Is Price Gouging good or bad?
We read a short story called “Justice” by Michael Sandel about how many firms increased the prices of necessities when hurricane charley swept across florida.
What is price gouging?
Brian: First of all, what exactly is price gouging?
Price gouging is a term that refers to a situation in which a seller raises the prices of a good or commodity at a level much higher than is considered reasonable or fair. This rapid increase in prices occurs after a demand or supply shock, usually caused by natural disasters. Different groups of people in the community have different ideas on whether or not price gouging is “moral”. Today we will be talking about weather or not Price gouging should be made illegal or legal and if it is “moral” or “immoral”. I believe that to figure out whether or not price gouging should be made illegal or not, we have to look at the pros and cons of each situation as well as looking at the different ways of knowing (emotion, language, perception and reason). Today our group will be focusing on reasoning, by doing so we can look at weather or not our arguments are valid or invalid and thus attempt to draw a conclusion to this controversial topic.
Gabby: For or against Price gouging?
Economists believe in the idea of price gouging because what most people call price gouging is, to them, simply an example of the laws of supply and demand working as they should and rarely has anything to do with suppliers taking advantage of consumers. Example- if a hurricane destroys oil platforms in Mexico, then the supply of oil decreases. If a businessman owns a gas station in Atlanta which gets most of its supply from those platforms, then this means that he might not be able to resupply his stock of gasoline once he sells it. The only logical thing for him to do is to increase the price of the gasoline. If this price is $6.00, then so be it. Is he attacking consumers by taking this action?
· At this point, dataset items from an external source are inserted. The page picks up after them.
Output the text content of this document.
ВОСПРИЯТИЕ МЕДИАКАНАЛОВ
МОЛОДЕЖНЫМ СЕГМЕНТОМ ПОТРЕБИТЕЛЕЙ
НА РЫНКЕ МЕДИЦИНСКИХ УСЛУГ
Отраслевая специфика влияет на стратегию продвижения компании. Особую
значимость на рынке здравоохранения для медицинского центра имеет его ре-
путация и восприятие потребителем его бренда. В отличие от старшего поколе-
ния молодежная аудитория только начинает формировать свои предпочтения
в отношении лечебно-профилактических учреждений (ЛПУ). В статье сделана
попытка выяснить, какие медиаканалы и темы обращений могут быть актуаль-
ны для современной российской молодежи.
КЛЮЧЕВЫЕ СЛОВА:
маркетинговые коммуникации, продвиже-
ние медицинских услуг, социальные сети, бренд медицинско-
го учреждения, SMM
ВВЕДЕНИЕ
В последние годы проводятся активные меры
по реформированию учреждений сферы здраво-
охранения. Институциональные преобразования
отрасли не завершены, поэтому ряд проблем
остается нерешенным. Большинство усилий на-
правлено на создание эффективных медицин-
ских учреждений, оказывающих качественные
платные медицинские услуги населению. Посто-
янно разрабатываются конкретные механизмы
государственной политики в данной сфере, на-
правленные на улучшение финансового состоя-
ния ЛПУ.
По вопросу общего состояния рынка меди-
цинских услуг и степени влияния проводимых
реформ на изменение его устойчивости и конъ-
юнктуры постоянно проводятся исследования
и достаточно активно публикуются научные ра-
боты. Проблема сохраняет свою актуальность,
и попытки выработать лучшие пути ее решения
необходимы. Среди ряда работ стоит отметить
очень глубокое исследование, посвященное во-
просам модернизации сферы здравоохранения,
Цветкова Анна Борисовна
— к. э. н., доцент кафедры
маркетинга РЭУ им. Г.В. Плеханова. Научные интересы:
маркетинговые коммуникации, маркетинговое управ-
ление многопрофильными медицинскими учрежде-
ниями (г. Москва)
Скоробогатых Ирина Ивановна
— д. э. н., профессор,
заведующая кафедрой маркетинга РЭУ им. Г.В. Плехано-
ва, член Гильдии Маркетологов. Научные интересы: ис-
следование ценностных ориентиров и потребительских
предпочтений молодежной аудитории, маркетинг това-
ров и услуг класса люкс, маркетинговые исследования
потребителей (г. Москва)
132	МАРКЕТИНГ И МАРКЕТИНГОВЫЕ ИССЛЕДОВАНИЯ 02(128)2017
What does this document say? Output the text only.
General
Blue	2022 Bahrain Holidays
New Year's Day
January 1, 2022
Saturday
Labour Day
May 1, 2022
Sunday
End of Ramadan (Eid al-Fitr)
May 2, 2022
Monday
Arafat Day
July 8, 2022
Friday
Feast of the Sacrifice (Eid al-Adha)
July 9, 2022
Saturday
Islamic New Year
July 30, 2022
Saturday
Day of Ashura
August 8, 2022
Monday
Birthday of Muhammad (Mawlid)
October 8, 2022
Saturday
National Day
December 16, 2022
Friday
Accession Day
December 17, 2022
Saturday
I don’t believe so, and if he were to leave the price unchanged his gas supply would run out quickly and he would have to close down. If a consumer is willing to pay a certain price, then the consumer is not being gouged. If the consumer is not willing, then he can look for a substitute or do without.
However, many others will argue that morally- it is wrong to take advantage of another’s pain for one’s own gain, as it is believed to be greedy and selfish. A society in which people exploit their neighbors for financial gain in times of crisis is considered to not be a good society. Let’s say a person who was left with nothing after a crisis comes to a motel and cannot afford to stay because the price has been raised. Is there any way to justify turning them away? Or maybe they can afford to stay in the motel, even with the raised prices, but then they can’t afford any food? There is no way to justify the preventable deaths of people in a crisis. In a normal situation, prices being raised is an annoyance at best, a serious issue at worst. In a crisis like a hurricane or other disasters, however, you cannot look at it from a viewpoint of economics. If you do, people’s lives are put at risks, which is unacceptable. Denying a refugee food or water or shelter because they cannot afford it is just as bad as killing them yourself.
Julian: Is there a right or wrong answer?
There are really 2 perspectives we can look at this problem from- the “economics” point of view or the view where we prioritize consumer wishes. Economics associates with the laws of supply and demand. The regulation of prices help to ensure that goods go where they are most valued, therefore preventing the wasting of resources. However, if we look at this problem through the consumers point of view, this is seen as unfair and unjust. Many would argue that it is wrong to take advantage of another’s pain for one’s own gain.
Louise: In our opinion, price gouging can be painful, and it doesn’t always allow people to obtain the products they desperately need. However, if price gouging is made illegal, goods would be more accessible to people in need. Price gouging occurs simply because the people who sell the goods are taking the opportunity given to them, to make more money.